Testing and QA: use Pydantic AI's dependency injection to mock Checkout.com responses and write comprehensive agent tests

Checkout.com MCP Tools for Pydantic AI (10)

These 10 tools become available when you connect Checkout.com to Pydantic AI via MCP:

01

capture_payment

/captures` locking an authorized transaction converting it to native settled limits. Retrieve the exact structural matching verifying Capture processing

02

create_instrument

Provision a highly-available JSON Payload generating hard Customer bindings

03

delete_instrument

Irreversibly vaporize explicit validations extracting rich Churn flags

04

get_instrument

Identify precise active arrays spanning native Vault logic

05

get_payment_actions

Enumerate explicitly attached structured rules exporting Gateway state

06

get_payment_details

com nodes. Perform structural extraction of properties driving active Billing logic

07

refund_payment

/refunds` moving hard cash back exactly to the originating Visa/MC network. Dispatch an automated validation check routing explicit Clawback logic

08

request_payment

Identify bounded CRM records inside the Headless Checkout.com Gateway

09

update_instrument

Retrieve explicit Cloud logging tracing explicit Vault limits

10

void_payment

/voids` dropping limits before a capture closes cutting out heavy gateway fees. Inspect deep internal arrays mitigating specific Plan Math

Example Prompts for Checkout.com in Pydantic AI

Ready-to-use prompts you can give your Pydantic AI agent to start working with Checkout.com immediately.

01

"Refund payment pay_123 for $50.00"

02

"Show me why payment pay_456 failed"

03

"Vault this instrument ID src_789 and update the holder name to 'John Doe'"

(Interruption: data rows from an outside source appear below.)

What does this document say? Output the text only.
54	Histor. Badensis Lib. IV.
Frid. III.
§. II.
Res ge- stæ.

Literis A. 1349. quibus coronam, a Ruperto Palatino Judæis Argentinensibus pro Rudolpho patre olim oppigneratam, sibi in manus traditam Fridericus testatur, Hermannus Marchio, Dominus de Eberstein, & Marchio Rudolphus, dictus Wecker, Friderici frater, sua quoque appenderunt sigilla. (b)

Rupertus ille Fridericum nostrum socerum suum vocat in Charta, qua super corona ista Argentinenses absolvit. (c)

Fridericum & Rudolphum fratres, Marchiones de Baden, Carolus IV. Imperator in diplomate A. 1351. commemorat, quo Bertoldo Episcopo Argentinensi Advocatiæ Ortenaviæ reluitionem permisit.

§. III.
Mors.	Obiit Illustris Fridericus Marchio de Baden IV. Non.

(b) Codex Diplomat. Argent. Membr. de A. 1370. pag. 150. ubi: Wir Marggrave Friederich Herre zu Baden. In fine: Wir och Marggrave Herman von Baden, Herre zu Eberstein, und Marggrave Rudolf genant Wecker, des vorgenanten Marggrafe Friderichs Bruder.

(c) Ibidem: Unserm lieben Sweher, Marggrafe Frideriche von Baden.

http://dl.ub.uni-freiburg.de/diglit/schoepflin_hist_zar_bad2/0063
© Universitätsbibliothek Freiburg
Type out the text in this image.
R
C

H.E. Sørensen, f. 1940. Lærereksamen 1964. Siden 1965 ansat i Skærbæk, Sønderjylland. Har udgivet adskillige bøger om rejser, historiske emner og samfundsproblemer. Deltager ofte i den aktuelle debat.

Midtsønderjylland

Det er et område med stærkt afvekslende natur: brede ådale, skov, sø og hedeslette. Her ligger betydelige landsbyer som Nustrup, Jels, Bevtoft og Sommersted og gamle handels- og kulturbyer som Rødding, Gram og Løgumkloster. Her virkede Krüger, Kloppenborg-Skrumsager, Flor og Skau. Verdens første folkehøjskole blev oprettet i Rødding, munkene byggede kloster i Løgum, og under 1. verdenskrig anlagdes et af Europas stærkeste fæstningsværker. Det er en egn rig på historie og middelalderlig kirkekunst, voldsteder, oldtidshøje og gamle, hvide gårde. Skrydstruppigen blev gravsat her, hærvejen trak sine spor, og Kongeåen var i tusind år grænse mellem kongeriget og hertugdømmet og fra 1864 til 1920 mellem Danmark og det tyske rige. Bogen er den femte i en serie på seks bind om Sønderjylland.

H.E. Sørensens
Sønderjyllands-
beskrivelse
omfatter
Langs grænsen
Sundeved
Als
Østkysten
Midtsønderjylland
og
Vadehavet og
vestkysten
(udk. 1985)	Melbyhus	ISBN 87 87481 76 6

Troubleshooting Checkout.com MCP Server with Pydantic AI

Common issues when connecting Checkout.com to Pydantic AI through the Vinkius, and how to resolve them.

01

MCPServerHTTP not found

Update: pip install --upgrade pydantic-ai

Checkout.com + Pydantic AI FAQ

Common questions about integrating Checkout.com MCP Server with Pydantic AI.

01

How does Pydantic AI discover MCP tools?

Create an MCPServerHTTP instance with the server URL. Pydantic AI connects, discovers all tools, and generates typed Python interfaces automatically.
02

Does Pydantic AI validate MCP tool responses?

Yes. When you define result types as Pydantic models, every tool response is validated against the schema. Invalid data raises a clear error instead of silently corrupting your pipeline.
03

Can I switch LLM providers without changing MCP code?

Absolutely. Pydantic AI abstracts the model layer — your Checkout.com MCP integration works identically with OpenAI, Anthropic, Google, or any supported provider.

Connect Checkout.com to Pydantic AI

Get your token, paste the configuration, and start using 10 tools in under 2 minutes. No API key management needed.